EAST LANSING, Michigan—While Detroit has real and perceived problems with its economic health, sagging infrastructure and rust-belt image, the issues are beginning to disappear, speakers said during a panel discussion.
“We have five hotels under development right now, but our project in Detroit is one of the most important and our most proud,” said Michael Kitchen, director of acquisitions for Aparium Hotel Group, during a panel titled “Investment threats and opportunities in Detroit” at the 4 April meeting of the Real Estate Investment Management Advisory Council of The School of Hospitality Business at Michigan State University.
Aparium is part of a group transforming the former Detroit Fire Department headquarters into a 100-room independent boutique hotel. The property, which will be known as the Foundation Hotel, opens in 2015 following a $25-million restoration and transformation of the building.

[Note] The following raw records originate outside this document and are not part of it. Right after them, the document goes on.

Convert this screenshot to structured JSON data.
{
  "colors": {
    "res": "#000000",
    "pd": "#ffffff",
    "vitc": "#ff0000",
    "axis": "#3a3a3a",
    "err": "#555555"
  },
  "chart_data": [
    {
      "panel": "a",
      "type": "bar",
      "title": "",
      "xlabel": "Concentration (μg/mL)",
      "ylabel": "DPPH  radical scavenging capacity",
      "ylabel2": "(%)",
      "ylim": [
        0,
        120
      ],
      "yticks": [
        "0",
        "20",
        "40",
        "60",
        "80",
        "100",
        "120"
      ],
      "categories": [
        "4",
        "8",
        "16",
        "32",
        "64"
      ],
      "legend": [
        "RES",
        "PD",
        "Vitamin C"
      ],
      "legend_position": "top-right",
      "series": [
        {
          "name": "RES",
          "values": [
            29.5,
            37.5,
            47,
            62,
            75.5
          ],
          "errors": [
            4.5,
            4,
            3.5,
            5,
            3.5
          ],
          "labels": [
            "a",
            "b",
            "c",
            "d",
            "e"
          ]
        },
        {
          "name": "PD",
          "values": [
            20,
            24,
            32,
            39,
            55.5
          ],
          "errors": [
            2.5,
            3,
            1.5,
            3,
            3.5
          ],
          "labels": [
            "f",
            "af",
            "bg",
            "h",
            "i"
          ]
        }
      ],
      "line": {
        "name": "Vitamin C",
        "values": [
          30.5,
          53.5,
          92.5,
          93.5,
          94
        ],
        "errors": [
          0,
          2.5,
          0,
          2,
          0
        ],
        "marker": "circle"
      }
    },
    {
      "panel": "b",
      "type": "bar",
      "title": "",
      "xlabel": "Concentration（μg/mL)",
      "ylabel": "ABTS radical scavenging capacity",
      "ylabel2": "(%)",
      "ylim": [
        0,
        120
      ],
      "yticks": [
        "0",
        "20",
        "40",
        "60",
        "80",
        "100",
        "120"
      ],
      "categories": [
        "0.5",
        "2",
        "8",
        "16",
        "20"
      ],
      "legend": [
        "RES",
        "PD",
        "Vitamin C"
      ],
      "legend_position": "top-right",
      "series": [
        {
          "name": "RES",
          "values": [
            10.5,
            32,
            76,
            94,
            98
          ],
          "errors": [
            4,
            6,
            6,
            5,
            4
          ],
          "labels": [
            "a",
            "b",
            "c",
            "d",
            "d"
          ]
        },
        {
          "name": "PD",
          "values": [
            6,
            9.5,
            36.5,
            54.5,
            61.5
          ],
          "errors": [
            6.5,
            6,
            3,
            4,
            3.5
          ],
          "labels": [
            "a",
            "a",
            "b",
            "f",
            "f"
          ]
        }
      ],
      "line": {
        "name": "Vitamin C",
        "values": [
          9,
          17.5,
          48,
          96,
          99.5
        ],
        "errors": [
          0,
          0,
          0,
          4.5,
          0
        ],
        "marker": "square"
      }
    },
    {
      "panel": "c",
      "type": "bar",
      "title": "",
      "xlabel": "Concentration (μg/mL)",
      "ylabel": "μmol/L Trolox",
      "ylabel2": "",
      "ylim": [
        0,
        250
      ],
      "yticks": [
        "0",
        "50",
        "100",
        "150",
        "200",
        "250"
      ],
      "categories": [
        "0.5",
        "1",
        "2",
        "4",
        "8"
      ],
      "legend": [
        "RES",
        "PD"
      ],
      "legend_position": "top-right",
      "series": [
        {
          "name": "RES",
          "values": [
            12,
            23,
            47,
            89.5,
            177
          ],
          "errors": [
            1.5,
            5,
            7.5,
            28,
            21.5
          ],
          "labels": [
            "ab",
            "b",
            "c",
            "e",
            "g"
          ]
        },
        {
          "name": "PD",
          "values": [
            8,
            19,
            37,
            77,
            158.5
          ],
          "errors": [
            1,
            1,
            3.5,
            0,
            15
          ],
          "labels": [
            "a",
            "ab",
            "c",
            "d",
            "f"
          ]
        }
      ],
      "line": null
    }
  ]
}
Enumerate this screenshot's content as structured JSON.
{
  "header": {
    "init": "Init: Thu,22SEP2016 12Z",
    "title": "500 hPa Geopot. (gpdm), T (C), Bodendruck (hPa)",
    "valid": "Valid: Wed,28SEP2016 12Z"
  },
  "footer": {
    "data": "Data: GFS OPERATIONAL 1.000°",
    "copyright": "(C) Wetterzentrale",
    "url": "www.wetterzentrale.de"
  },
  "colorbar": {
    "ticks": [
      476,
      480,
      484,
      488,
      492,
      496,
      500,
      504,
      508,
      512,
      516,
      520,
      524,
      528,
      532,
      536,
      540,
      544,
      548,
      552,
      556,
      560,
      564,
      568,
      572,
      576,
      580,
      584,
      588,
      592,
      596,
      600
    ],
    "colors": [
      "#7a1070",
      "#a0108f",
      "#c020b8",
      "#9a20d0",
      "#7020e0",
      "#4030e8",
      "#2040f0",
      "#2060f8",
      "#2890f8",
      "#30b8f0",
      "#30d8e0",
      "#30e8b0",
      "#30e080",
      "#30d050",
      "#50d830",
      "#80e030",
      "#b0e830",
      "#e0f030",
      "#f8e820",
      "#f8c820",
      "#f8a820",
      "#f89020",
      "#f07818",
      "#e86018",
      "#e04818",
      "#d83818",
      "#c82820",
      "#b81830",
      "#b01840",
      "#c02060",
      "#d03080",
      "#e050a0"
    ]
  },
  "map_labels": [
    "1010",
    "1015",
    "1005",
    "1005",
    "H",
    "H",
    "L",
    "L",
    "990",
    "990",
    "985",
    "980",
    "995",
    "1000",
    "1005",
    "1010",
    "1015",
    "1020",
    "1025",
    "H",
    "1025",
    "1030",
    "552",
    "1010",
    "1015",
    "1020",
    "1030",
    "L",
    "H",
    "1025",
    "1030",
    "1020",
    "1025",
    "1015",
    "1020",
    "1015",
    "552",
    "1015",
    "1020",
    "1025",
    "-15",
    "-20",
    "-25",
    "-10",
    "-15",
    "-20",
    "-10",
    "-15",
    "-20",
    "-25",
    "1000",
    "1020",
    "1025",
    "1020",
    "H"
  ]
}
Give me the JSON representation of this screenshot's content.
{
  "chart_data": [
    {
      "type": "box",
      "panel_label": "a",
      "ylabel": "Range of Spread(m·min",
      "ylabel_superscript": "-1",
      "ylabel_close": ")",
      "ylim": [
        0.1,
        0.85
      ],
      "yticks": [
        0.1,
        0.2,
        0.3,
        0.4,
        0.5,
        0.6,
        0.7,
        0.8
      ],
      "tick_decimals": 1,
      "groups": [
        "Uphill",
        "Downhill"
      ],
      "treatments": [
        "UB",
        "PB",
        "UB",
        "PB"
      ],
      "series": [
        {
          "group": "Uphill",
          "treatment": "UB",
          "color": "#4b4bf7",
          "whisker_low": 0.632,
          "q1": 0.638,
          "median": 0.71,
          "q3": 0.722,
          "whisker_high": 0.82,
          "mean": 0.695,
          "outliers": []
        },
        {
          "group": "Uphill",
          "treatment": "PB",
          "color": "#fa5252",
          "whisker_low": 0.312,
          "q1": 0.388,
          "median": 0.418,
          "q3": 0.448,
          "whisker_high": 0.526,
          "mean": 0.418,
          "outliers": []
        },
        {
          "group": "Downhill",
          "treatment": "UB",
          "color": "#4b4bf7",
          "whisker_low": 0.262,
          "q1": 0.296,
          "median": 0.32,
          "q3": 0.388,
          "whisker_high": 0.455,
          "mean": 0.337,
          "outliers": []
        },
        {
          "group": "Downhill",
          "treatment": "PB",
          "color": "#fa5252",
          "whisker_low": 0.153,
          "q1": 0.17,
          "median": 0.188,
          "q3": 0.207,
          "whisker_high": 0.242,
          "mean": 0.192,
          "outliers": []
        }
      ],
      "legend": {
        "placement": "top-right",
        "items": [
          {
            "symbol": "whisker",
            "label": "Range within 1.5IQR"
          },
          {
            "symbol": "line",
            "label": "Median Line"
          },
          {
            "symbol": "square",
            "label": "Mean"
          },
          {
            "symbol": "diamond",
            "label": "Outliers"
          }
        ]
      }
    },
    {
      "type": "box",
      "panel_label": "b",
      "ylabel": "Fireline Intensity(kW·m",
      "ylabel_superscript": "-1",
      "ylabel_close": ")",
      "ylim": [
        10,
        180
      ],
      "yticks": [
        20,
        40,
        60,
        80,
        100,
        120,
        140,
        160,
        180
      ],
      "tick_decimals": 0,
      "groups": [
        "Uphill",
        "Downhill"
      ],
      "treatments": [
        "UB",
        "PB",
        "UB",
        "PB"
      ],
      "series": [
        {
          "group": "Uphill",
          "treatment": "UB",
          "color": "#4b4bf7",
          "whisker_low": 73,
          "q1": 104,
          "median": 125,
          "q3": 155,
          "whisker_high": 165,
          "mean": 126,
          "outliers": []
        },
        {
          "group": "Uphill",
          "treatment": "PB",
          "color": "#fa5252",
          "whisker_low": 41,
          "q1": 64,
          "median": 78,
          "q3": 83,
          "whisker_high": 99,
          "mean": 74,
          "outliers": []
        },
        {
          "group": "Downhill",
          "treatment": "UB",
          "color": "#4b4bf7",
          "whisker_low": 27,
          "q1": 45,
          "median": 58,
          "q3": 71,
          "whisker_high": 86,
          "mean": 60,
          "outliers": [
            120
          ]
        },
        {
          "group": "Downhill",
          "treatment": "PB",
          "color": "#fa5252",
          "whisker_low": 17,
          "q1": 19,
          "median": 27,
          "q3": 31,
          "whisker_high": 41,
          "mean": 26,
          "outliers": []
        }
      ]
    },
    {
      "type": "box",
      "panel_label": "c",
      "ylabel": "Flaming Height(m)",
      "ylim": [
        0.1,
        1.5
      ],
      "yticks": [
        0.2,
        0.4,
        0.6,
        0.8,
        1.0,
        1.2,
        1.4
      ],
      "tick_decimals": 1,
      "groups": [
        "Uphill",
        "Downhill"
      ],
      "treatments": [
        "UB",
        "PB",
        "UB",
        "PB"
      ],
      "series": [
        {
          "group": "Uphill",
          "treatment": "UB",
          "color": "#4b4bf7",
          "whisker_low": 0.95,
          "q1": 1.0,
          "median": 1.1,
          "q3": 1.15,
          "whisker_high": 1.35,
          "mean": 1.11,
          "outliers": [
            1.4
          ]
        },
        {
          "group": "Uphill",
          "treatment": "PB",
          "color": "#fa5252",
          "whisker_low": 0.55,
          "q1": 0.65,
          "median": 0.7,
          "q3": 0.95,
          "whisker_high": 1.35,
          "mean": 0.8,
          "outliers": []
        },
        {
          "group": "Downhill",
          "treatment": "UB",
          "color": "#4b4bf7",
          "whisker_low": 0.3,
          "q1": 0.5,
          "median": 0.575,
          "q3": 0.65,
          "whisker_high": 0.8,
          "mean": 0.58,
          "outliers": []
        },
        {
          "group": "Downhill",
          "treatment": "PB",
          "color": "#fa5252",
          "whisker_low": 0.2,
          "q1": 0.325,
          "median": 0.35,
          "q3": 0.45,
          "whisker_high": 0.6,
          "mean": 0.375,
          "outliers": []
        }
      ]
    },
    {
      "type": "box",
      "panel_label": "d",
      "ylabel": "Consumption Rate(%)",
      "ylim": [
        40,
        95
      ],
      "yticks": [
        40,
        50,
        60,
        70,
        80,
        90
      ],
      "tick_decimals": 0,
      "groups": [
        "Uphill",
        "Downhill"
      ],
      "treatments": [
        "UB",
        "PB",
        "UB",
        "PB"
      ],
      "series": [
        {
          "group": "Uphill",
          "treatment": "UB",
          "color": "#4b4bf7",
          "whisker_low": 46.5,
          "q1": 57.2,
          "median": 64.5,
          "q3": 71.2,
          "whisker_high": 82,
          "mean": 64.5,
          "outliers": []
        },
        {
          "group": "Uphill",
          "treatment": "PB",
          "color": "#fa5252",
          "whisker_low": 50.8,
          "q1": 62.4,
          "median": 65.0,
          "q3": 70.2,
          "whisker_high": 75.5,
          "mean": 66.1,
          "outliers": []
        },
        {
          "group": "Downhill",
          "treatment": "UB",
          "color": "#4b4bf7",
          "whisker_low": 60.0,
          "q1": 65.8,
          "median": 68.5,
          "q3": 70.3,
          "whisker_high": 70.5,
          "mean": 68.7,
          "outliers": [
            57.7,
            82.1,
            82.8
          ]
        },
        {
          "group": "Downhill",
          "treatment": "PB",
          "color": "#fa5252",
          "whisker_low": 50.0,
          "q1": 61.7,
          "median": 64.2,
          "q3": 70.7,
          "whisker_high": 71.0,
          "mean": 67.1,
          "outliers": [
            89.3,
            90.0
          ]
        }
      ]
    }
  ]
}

“The (Detroit) market is coming back strong, and it is underserved from a hotel standpoint,” Kitchen said. “Beyond that, a new culture of innovation is being developed in the city. People, especially millennials, are coming back to the city because they want to rebuild, which is something that doesn’t exist in a lot of markets. There’s incredible camaraderie and incredible vision.”
Hotel performance in Detroit has rebounded since the end of the recession. Revenue per available room rose 9% in 2010, 12% in 2011 and 7.1% in both 2012 and last year, according to data from STR, the parent company of Hotel News Now. Year to date through March, RevPAR is up 8.6%.
According to STR, 23 hotels comprising 2,160 rooms are in the development pipeline in Detroit.
A new economy
The city’s broader economy is improving and broadening, said panelist Scott Watkins, director of market and industry analysis for Anderson Economic Group.
“We’re seeing the best of times, the worst of times, depending on where you are in the economic stratosphere,” he said. “The blue-collar, high school-educated or less segment of our population is still having a tough go of it. Those manufacturing jobs in Michigan are gone, and they’re not coming back.”
Watkins said manufacturing jobs in Detroit have been replaced with design, engineering and technology jobs in the auto and life science industries.
“In the latest two years in which data is available, 2011 and 2012, southeast Michigan saw a 15% growth in technology business employment, whereas the nation as a whole saw about 1.2% growth,” Watkins said. “Metro Detroit has more engineering and architectural jobs than any other city in the state or the region or the country.”
The challenge for Detroit has been to broadcast the message that positive changes to its economy are underway, said Bonnie Knutson, a professor at The School of Hospitality Business.
“Detroit is a product but it is also a brand, and you can have the greatest product in the world, but you still have to sell it,” Knutson said. “And that’s the challenge for Detroit, but it is also the opportunity.”
Knutson said Detroit and the state of Michigan need to accept and build upon its culture and heritage, not run away from it.
“There’s an old saying in marketing that it costs too much money to change people’s perception,” she said. “We’re starting to see people embracing what Detroit is. It’s the kind of messaging the hospitality community and all businesses can build on: embracing the brand and turning lemons into lemonade.”
While Detroit has had to wrestle with its perception problems, the panelist said the city’s issues also have an effect on the rest of southeast Michigan and the entire state.
“Fairly or unfairly, the state of Michigan is judged by the world’s knowledge of Detroit, good and bad,” Knutson said. “Trying to compete economically with other states and countries without a strong Detroit is like being in a fight with one hand tied behind our back. Michigan is much better off with a strong Detroit.”
The panelists said these perception problems have had a chilling effect on investment and financing for all types of development, including hotels.
Kitchen said there wasn’t a lot of interest in Aparium’s Foundation Hotel project from typical lenders. Instead, the developers tapped into private investors and took advantage of state historic and community revitalization tax credit programs.
“We still need another two, three or four years of a solid track record before Wall Street looks at us in the way we would like them to look at us,” Anderson’s Watkins said. “It’s coming around, but we need a few more years of people putting their own skin into the game.”
Pure Michigan success
The state’s Pure Michigan tourism marketing campaign has yielded increases in awareness and return on investment, said Sarah Nicholls, an associate professor in Michigan State’s Departments of Community Sustainability and Geography.
Nicholls said the campaign, which launched in 2006 and went national in 2009, returns $6.66 for every dollar spent on the program. And she said awareness of the campaign has increased from 28% in 2010 to 40% last year.
“We know people who have seen our ads have a better image of the state, and we know people who have seen the ads and come here have an even better image of Michigan,” she said. “Not only is the campaign getting people here, but they’re having a good experience and hopefully going back home and telling their friends and relatives to come here, too.”
Nicholls said in recent years the campaign’s reach has spread overseas to the United Kingdom, Germany and other European countries.
“The German-speaking countries are our biggest overseas markets right now,” Nicholls said. “We believe our gritty, urban image appeals to them.”